For the transformation step, we will need to adjust the condition. In the previous version, we take the rows where the expired field is NULL because we were running for the current day.

If we recompute data in the housing_model table for day D given the following days’ data has been loaded in the housing_staging table, we will only take rows that are valid until day D and are expired from the end of day D or are still active.

In [None]:
def transform_data(for_date: Optional[datetime] = None):

    date: datetime = datetime.today()
    if for_date is not None:
    date = for_date
    date = date.replace(hour=0, minute=0, second=0)
    date = date.strftime("%Y-%m-%d %H:%M:%S")
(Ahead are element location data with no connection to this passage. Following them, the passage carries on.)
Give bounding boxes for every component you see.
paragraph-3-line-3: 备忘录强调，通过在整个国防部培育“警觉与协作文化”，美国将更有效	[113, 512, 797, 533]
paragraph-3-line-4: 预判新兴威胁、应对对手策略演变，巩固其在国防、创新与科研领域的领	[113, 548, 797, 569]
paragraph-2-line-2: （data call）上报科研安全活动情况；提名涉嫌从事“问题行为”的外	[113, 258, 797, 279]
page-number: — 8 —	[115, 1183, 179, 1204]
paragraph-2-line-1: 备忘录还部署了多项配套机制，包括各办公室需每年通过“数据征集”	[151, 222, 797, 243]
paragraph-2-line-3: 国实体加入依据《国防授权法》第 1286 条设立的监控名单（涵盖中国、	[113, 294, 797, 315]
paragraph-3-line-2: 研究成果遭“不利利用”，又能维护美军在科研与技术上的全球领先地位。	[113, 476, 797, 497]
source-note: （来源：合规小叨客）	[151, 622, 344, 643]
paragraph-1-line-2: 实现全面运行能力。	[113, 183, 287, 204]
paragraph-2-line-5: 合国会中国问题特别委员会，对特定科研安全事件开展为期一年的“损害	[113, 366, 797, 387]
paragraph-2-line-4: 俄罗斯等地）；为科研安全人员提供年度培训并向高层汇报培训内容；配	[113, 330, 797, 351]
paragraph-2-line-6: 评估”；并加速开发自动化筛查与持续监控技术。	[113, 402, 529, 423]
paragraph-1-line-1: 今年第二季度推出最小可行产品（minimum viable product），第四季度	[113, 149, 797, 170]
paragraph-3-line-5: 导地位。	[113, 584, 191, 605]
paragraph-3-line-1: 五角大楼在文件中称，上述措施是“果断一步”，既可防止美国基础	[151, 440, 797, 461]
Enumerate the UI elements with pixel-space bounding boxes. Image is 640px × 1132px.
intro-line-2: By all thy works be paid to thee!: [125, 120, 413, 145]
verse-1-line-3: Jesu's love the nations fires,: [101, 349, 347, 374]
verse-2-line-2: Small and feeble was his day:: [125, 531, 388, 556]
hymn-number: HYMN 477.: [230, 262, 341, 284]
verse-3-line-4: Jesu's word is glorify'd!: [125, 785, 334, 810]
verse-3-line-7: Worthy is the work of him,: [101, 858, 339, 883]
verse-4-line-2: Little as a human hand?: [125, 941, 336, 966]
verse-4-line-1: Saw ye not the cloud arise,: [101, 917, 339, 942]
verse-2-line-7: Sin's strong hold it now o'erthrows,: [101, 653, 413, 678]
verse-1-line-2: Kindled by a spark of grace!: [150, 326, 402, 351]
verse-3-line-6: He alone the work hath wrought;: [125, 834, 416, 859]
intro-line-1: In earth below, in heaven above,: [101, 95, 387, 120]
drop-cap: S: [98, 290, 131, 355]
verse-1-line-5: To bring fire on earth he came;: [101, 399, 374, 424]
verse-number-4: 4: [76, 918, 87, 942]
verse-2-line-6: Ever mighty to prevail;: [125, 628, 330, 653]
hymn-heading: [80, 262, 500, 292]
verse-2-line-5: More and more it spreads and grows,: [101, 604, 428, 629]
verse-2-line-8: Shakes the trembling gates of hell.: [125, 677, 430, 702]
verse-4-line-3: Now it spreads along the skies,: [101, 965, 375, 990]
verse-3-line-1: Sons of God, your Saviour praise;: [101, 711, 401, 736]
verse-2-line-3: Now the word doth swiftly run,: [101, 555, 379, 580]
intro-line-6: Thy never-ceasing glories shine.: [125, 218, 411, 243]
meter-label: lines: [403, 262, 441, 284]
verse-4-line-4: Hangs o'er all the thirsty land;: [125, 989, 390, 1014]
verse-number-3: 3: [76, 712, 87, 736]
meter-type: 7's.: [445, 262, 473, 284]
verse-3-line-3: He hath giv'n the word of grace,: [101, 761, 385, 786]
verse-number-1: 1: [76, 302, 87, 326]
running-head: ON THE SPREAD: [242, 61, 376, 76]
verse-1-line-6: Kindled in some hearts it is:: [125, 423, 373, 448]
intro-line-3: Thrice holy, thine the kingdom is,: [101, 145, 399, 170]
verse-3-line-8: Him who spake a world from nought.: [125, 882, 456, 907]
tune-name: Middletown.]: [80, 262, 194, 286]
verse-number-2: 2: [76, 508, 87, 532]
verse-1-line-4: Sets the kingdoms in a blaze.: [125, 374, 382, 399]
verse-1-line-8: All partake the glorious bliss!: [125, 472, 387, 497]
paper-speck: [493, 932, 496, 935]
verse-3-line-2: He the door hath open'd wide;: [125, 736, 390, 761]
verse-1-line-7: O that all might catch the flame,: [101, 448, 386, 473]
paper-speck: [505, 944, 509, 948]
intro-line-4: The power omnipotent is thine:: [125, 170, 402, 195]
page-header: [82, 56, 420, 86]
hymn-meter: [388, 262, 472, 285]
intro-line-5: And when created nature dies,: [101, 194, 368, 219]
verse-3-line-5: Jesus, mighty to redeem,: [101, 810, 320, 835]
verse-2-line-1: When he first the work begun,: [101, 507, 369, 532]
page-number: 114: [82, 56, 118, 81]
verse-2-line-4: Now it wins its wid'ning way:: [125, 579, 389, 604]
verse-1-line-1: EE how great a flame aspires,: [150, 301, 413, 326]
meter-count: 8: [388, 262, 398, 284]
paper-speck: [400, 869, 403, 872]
    transform_data_sql = f"""
            INSERT INTO housing_model(
                date, house_type, has_furniture, nb_props,
                avg_price, avg_price_per_m2
            ) (SELECT '{date}', house_type, has_furniture,
                COUNT(prop_id) nb_props, AVG(price) avg_price,
                AVG(price/surface) avg_price_per_m2
                FROM housing_staging
                WHERE valid_from <= '{date}'
                AND (expired IS NULL OR expired > '{date}')
                GROUP BY house_type, has_furniture
            ) 
            """
            
    session.execute(text(transform_data_sql))

And that’s it, you have the data ingestion and transformation necessary to analyze housing price data over time.

## Conclusion

In this lab, we applied change data capture and slowly changing dimension type 2 modelization to build a model for housing price analysis.